Arrivé dans le jardin, il repéra immédiatement les serviettes de plage sur le séchoir et les posa tout près de la piscine. Il ôta bravement la veste de son pyjama et tandis qu’Anaïs se débarrassait de sa chemise de nuit comme s’il n’avait pas été là, il lui tourna le dos pour enlever le bas et se glisser immédiatement dans l’eau.
- T’as triché, dit la petite. Mais ça fait rien ! Je m’en fiche de voir ton zizi : c’était juste pour te taquiner.
Ils jouèrent quelques minutes dans l’eau.

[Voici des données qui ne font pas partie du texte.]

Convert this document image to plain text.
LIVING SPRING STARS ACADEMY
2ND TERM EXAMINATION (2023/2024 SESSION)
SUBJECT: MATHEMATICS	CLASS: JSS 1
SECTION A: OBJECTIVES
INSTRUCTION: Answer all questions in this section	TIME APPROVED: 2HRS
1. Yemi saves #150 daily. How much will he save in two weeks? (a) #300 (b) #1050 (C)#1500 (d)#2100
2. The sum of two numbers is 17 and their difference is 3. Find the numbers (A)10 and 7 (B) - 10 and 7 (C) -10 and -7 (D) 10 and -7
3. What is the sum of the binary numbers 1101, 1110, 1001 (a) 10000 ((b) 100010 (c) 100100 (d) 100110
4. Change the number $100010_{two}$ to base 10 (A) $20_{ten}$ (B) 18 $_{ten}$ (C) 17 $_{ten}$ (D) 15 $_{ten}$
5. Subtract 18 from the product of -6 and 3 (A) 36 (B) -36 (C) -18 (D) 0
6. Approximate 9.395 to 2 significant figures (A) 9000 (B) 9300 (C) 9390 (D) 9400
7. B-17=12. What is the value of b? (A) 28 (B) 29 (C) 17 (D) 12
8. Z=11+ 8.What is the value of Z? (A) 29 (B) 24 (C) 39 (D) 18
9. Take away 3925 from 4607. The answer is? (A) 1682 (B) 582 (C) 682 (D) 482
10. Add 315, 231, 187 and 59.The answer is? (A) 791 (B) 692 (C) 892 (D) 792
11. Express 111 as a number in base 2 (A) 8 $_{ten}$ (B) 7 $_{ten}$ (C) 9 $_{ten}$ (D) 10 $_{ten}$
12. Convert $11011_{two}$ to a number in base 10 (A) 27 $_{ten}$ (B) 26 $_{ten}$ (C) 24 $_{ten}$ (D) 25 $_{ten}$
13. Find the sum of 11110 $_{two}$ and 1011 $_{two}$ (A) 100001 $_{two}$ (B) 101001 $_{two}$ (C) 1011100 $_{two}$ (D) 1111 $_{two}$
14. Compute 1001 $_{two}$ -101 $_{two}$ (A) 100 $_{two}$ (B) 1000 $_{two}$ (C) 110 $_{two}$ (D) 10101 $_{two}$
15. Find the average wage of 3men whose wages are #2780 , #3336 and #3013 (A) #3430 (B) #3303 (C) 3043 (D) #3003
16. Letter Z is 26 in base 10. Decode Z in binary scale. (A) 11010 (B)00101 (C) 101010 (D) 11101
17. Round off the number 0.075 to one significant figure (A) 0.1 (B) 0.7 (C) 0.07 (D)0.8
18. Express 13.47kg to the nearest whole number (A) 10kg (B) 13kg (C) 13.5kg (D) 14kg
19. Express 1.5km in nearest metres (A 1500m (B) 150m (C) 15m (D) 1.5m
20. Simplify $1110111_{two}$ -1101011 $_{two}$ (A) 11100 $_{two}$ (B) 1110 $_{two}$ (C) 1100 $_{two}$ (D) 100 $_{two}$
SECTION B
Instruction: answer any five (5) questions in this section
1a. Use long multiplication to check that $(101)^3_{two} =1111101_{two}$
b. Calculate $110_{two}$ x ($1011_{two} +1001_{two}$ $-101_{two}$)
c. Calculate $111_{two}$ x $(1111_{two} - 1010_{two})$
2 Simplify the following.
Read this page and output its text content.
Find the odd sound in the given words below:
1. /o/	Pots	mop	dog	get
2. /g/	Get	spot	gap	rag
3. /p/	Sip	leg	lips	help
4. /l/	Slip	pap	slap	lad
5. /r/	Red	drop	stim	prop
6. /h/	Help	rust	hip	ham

Pour en sortir, s’envelopper aussitôt dans une serviette, se sécher et remettre son pyjama, Bruce fut un peu moins attentif à se cacher. L’obscurité et ces quelques minutes passées à jouer nu avec sa sœur sans aucune indiscrétion de sa part l’avaient détendu.
Un peu plus tard, allant se rafraîchir à son tour après les bisous du soir, Fabienne trouva avec une certaine perplexité sur le séchoir les serviettes humides et les maillots des enfants secs.
Elle n’en dit rien le lendemain. Entre eux les enfants non plus ne parlèrent plus de cette soirée et là s’arrêta la réaction en chaîne commencée dans le parking de Miribel.